1) Lataif al-Isyarah

2) Adab al-Shufiyah

3) Al-Arba’un fi al-Hadits

4) Istifadhah al-Muradat

5) Balaghah al-Maqashid fi al-Tasawuf

6) At-Tahbir fi Tadzkir

7) Tartib al-Suluk, fi Thariqillahi Ta’ala

8) Al-Tauhid al-Nabawi

9) At-Taisir fi ‘Ilmi al-Tafsir, dll.

C. Kitab Tafsir Lataif Al-Isyarah

  1. Sistematika kitab Lataif al-Isyarah

       Kitab tafsir yang berada ditangan penulis adalah kitab tafsir Imam Abi al Qasim Abdul Karim Ibn Hawazan Ibn Abdul Mulk al Qushayrial-Naysaburi-al-Shafi’iy, editor Abdul Latif Hasan Abdurrahman. Diterbitkan di Beirut oleh Dar al Kutub al ‘Ilmiyyah pada tahun 2007, yang berjumlah tiga jilid dengan jumlah halaman -+ 700 halaman.
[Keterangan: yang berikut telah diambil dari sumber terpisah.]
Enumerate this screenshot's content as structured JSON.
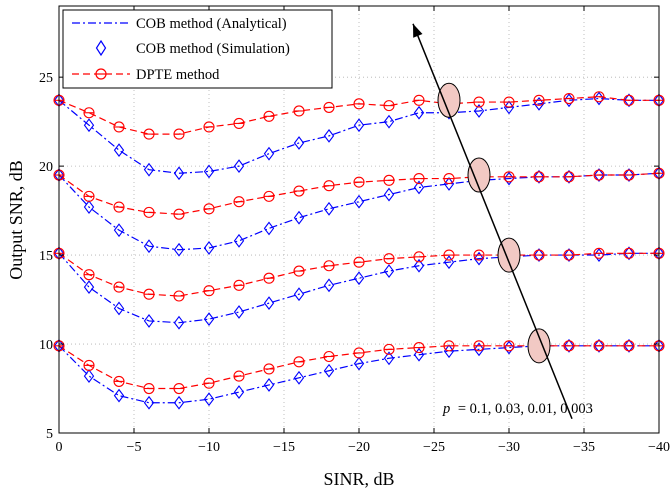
{
  "chart_data": {
    "type": "line",
    "title": "",
    "xlabel": "SINR, dB",
    "ylabel": "Output SNR, dB",
    "xlim": [
      0,
      -40
    ],
    "ylim": [
      5,
      29
    ],
    "xticks": [
      0,
      -5,
      -10,
      -15,
      -20,
      -25,
      -30,
      -35,
      -40
    ],
    "yticks": [
      5,
      10,
      15,
      20,
      25
    ],
    "grid": true,
    "legend_position": "top-left",
    "legend": [
      {
        "key": "cob_analytical",
        "label": "COB method (Analytical)"
      },
      {
        "key": "cob_simulation",
        "label": "COB method (Simulation)"
      },
      {
        "key": "dpte",
        "label": "DPTE method"
      }
    ],
    "x": [
      0,
      -2,
      -4,
      -6,
      -8,
      -10,
      -12,
      -14,
      -16,
      -18,
      -20,
      -22,
      -24,
      -26,
      -28,
      -30,
      -32,
      -34,
      -36,
      -38,
      -40
    ],
    "groups": [
      {
        "p": 0.1,
        "cob": [
          23.7,
          22.3,
          20.9,
          19.8,
          19.6,
          19.7,
          20.0,
          20.7,
          21.3,
          21.7,
          22.3,
          22.5,
          23.0,
          23.0,
          23.1,
          23.3,
          23.5,
          23.7,
          23.8,
          23.7,
          23.7
        ],
        "dpte": [
          23.7,
          23.0,
          22.2,
          21.8,
          21.8,
          22.2,
          22.4,
          22.8,
          23.1,
          23.3,
          23.5,
          23.4,
          23.7,
          23.5,
          23.6,
          23.6,
          23.7,
          23.8,
          23.9,
          23.7,
          23.7
        ]
      },
      {
        "p": 0.03,
        "cob": [
          19.5,
          17.7,
          16.4,
          15.5,
          15.3,
          15.4,
          15.8,
          16.5,
          17.1,
          17.6,
          18.0,
          18.4,
          18.8,
          19.0,
          19.2,
          19.3,
          19.4,
          19.4,
          19.5,
          19.5,
          19.6
        ],
        "dpte": [
          19.5,
          18.3,
          17.7,
          17.4,
          17.3,
          17.6,
          18.0,
          18.3,
          18.6,
          18.9,
          19.1,
          19.2,
          19.3,
          19.3,
          19.4,
          19.4,
          19.4,
          19.4,
          19.5,
          19.5,
          19.6
        ]
      },
      {
        "p": 0.01,
        "cob": [
          15.1,
          13.2,
          12.0,
          11.3,
          11.2,
          11.4,
          11.8,
          12.3,
          12.8,
          13.3,
          13.7,
          14.1,
          14.4,
          14.6,
          14.8,
          14.9,
          15.0,
          15.0,
          15.0,
          15.1,
          15.1
        ],
        "dpte": [
          15.1,
          13.9,
          13.2,
          12.8,
          12.7,
          13.0,
          13.3,
          13.7,
          14.1,
          14.4,
          14.6,
          14.8,
          14.9,
          15.0,
          15.0,
          15.0,
          15.0,
          15.0,
          15.1,
          15.1,
          15.1
        ]
      },
      {
        "p": 0.003,
        "cob": [
          9.9,
          8.2,
          7.1,
          6.7,
          6.7,
          6.9,
          7.3,
          7.7,
          8.1,
          8.5,
          8.9,
          9.2,
          9.4,
          9.6,
          9.7,
          9.8,
          9.9,
          9.9,
          9.9,
          9.9,
          9.9
        ],
        "dpte": [
          9.9,
          8.8,
          7.9,
          7.5,
          7.5,
          7.8,
          8.2,
          8.6,
          9.0,
          9.3,
          9.5,
          9.7,
          9.8,
          9.9,
          9.9,
          9.9,
          9.9,
          9.9,
          9.9,
          9.9,
          9.9
        ]
      }
    ],
    "annotation": {
      "text": "p = 0.1, 0.03, 0.01, 0.003",
      "p_symbol": "p",
      "p_values": "= 0.1, 0.03, 0.01, 0.003",
      "ellipses": [
        {
          "x": -26,
          "y": 23.7
        },
        {
          "x": -28,
          "y": 19.5
        },
        {
          "x": -30,
          "y": 15.0
        },
        {
          "x": -32,
          "y": 9.9
        }
      ],
      "arrow_from": {
        "x": -34.2,
        "y": 5.8
      },
      "arrow_to": {
        "x": -23.6,
        "y": 28.0
      }
    },
    "colors": {
      "cob": "#0000ff",
      "dpte": "#ff0000",
      "ellipse_fill": "#f2c9c4",
      "grid": "#b0b0b0"
    }
  }
}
     Sistematika yang ditempuh oleh al-Qusyairi didalam menafsirkan kitab tafsirnya adalah dengan cara menafsirkan seluruh ayat al-Qur’an sesui dengan urutan mushaf al-Qur’an resam utsmani, yaitu dimulai dari surat al-Fatihah sampai berujung pada surat al-Nas.

        Pada tiap penafsiran biasanya beliau memulai dengan penafsiran atas lafadz basmalah, baru dilanjutkan dengan penafsirannya terhadap ayat-ayat lain, tidak jarang beliau juga menafsirkan huruf – huruf muqotto’ah dan juga tiap-tiap huruf dalam satu ayat. Hal itu menunjukkan akan besar dan luasnya pengetahuan al-Qusyairi didalam memahami firman Allah tersebut.
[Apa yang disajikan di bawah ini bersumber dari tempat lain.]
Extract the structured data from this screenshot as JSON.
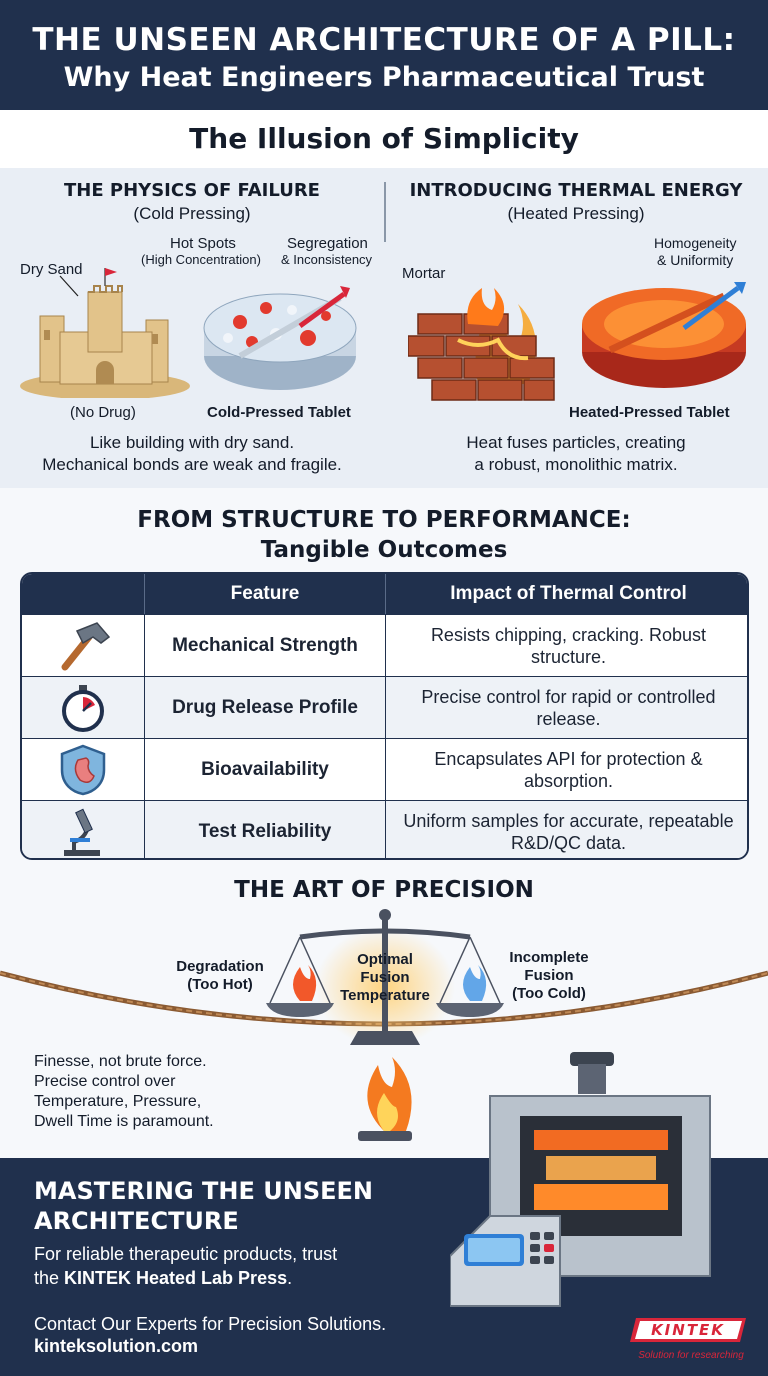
{
  "header": {
    "title": "THE UNSEEN ARCHITECTURE OF A PILL:",
    "subtitle": "Why Heat Engineers Pharmaceutical Trust"
  },
  "illusion": {
    "title": "The Illusion of Simplicity"
  },
  "cold": {
    "title": "THE PHYSICS OF FAILURE",
    "subtitle": "(Cold Pressing)",
    "dry_sand": "Dry Sand",
    "hot_spots": "Hot Spots",
    "hot_spots_note": "(High Concentration)",
    "segregation": "Segregation",
    "segregation_note": "& Inconsistency",
    "no_drug": "(No Drug)",
    "tablet": "Cold-Pressed Tablet",
    "caption_1": "Like building with dry sand.",
    "caption_2": "Mechanical bonds are weak and fragile."
  },
  "heated": {
    "title": "INTRODUCING THERMAL ENERGY",
    "subtitle": "(Heated Pressing)",
    "mortar": "Mortar",
    "homogeneity": "Homogeneity",
    "uniformity": "& Uniformity",
    "tablet": "Heated-Pressed Tablet",
    "caption_1": "Heat fuses particles, creating",
    "caption_2": "a robust, monolithic matrix."
  },
  "performance": {
    "title_1": "FROM STRUCTURE TO PERFORMANCE:",
    "title_2": "Tangible Outcomes"
  },
  "table": {
    "col_feature": "Feature",
    "col_impact": "Impact of Thermal Control",
    "rows": [
      {
        "icon": "hammer-icon",
        "feature": "Mechanical Strength",
        "impact": "Resists chipping, cracking. Robust structure."
      },
      {
        "icon": "stopwatch-icon",
        "feature": "Drug Release Profile",
        "impact": "Precise control for rapid or controlled release."
      },
      {
        "icon": "shield-stomach-icon",
        "feature": "Bioavailability",
        "impact": "Encapsulates API for protection & absorption."
      },
      {
        "icon": "microscope-icon",
        "feature": "Test Reliability",
        "impact": "Uniform samples for accurate, repeatable R&D/QC data."
      }
    ]
  },
  "art": {
    "title": "THE ART OF PRECISION",
    "hot_1": "Degradation",
    "hot_2": "(Too Hot)",
    "optimal_1": "Optimal",
    "optimal_2": "Fusion",
    "optimal_3": "Temperature",
    "cold_1": "Incomplete",
    "cold_2": "Fusion",
    "cold_3": "(Too Cold)",
    "finesse_1": "Finesse, not brute force.",
    "finesse_2": "Precise control over",
    "finesse_3": "Temperature, Pressure,",
    "finesse_4": "Dwell Time is paramount."
  },
  "footer": {
    "title": "MASTERING THE UNSEEN ARCHITECTURE",
    "body_1": "For reliable therapeutic products, trust",
    "body_2_pre": "the ",
    "body_2_bold": "KINTEK Heated Lab Press",
    "body_2_post": ".",
    "contact": "Contact Our Experts for Precision Solutions.",
    "url": "kinteksolution.com",
    "logo_text": "KINTEK",
    "logo_tagline": "Solution for researching"
  },
  "colors": {
    "navy": "#20304d",
    "panel": "#e9eef5",
    "accent_red": "#d9263a",
    "accent_blue": "#2f7fd6"
  }
}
  1. Metode Penafsiran kitab Lataif al-Isyarah

     Dalam dunia penafsiran dikenal yang namanya metode untuk digunakan seorang penulis didalam menafsirkan al-Qur’an. Secara umum metode penafsirkan terbagi menjadi empat, yaitu metode ijmali (Global), metode tahlili, metode muqarin, dan metode maudlu’i (tematik).[13]
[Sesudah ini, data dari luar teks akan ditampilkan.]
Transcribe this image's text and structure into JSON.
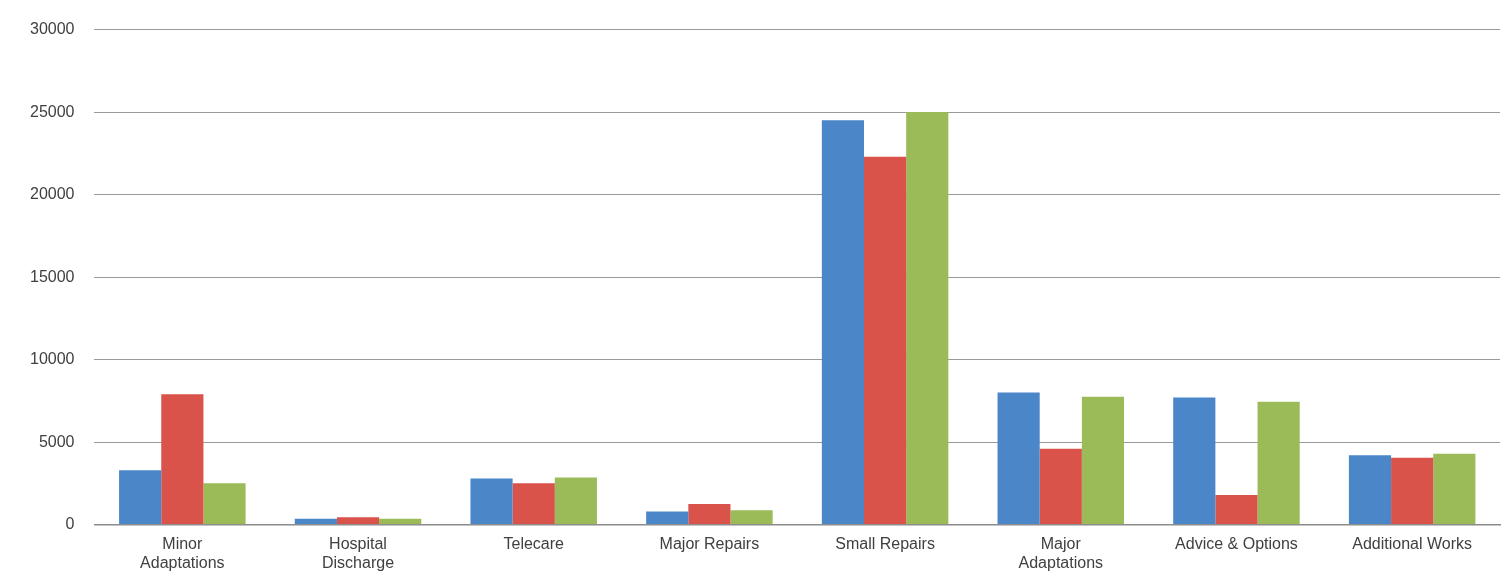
{
  "chart_data": {
    "type": "bar",
    "categories": [
      "Minor Adaptations",
      "Hospital Discharge",
      "Telecare",
      "Major Repairs",
      "Small Repairs",
      "Major Adaptations",
      "Advice & Options",
      "Additional Works"
    ],
    "series": [
      {
        "color": "#4a86c8",
        "values": [
          3300,
          350,
          2800,
          800,
          24500,
          8000,
          7700,
          4200
        ]
      },
      {
        "color": "#d9534a",
        "values": [
          7900,
          450,
          2500,
          1250,
          22300,
          4600,
          1800,
          4050
        ]
      },
      {
        "color": "#9bbb59",
        "values": [
          2500,
          350,
          2850,
          870,
          25000,
          7750,
          7450,
          4300
        ]
      }
    ],
    "ylim": [
      0,
      30000
    ],
    "yticks": [
      0,
      5000,
      10000,
      15000,
      20000,
      25000,
      30000
    ],
    "grid": "y",
    "legend": false
  }
}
     Al-Qusyairi dalam muqaddimahnya telah menuliskan metode yang beliau pakai didalam menafsirkan ayat-ayat al-Qur’an dimana  terdapat dua metode yang digunakan, yaitu pertama, dengan menukil ucapan, pendapat atau kaedah dari orang-orang shaleh yang diyakini sebagai orang suci, para aulia/kekasih Allah swt. Hal ini dapat beliau lakukan dengan cara mendengar langsung dari guru-guru beliau. Kedua, pemahaman al-Qusyairi sendiri terhadap ayat-ayat al-Qur’an dengan bantuan ilmu-ilmu tasawuf yang telah ia kuasai[14].

          Kitab ini berisikan isyarat-isyarat al-Qur’an dengan pemahaman ahli ma’rifat, baik dari ucapan mereka maupun kadah yang mereka buat. Imam al-Qusyairi membuat buku ini dengan keua metode tersebut, buku ini dibuat dengan gaya ringkas dan simpel agar tidak membosankan, dengan berharap kepada Allah swt.[15]

  1. Corak Penafsiran Kitab Lataif al-Isyarah

        Salah satu tolok ukur yang digunakan dalam kategorisasi tafsir adalah corak tafsir, dimana tiap-tiap mempunyai corak tersendiri yang membedakan dengan tafsir-tafsir lain. adapun yang disebut dengan corak tafsir disini adalah kecenderungan atau aliran keilmuan mufassir yang mewarnai tafsirannya.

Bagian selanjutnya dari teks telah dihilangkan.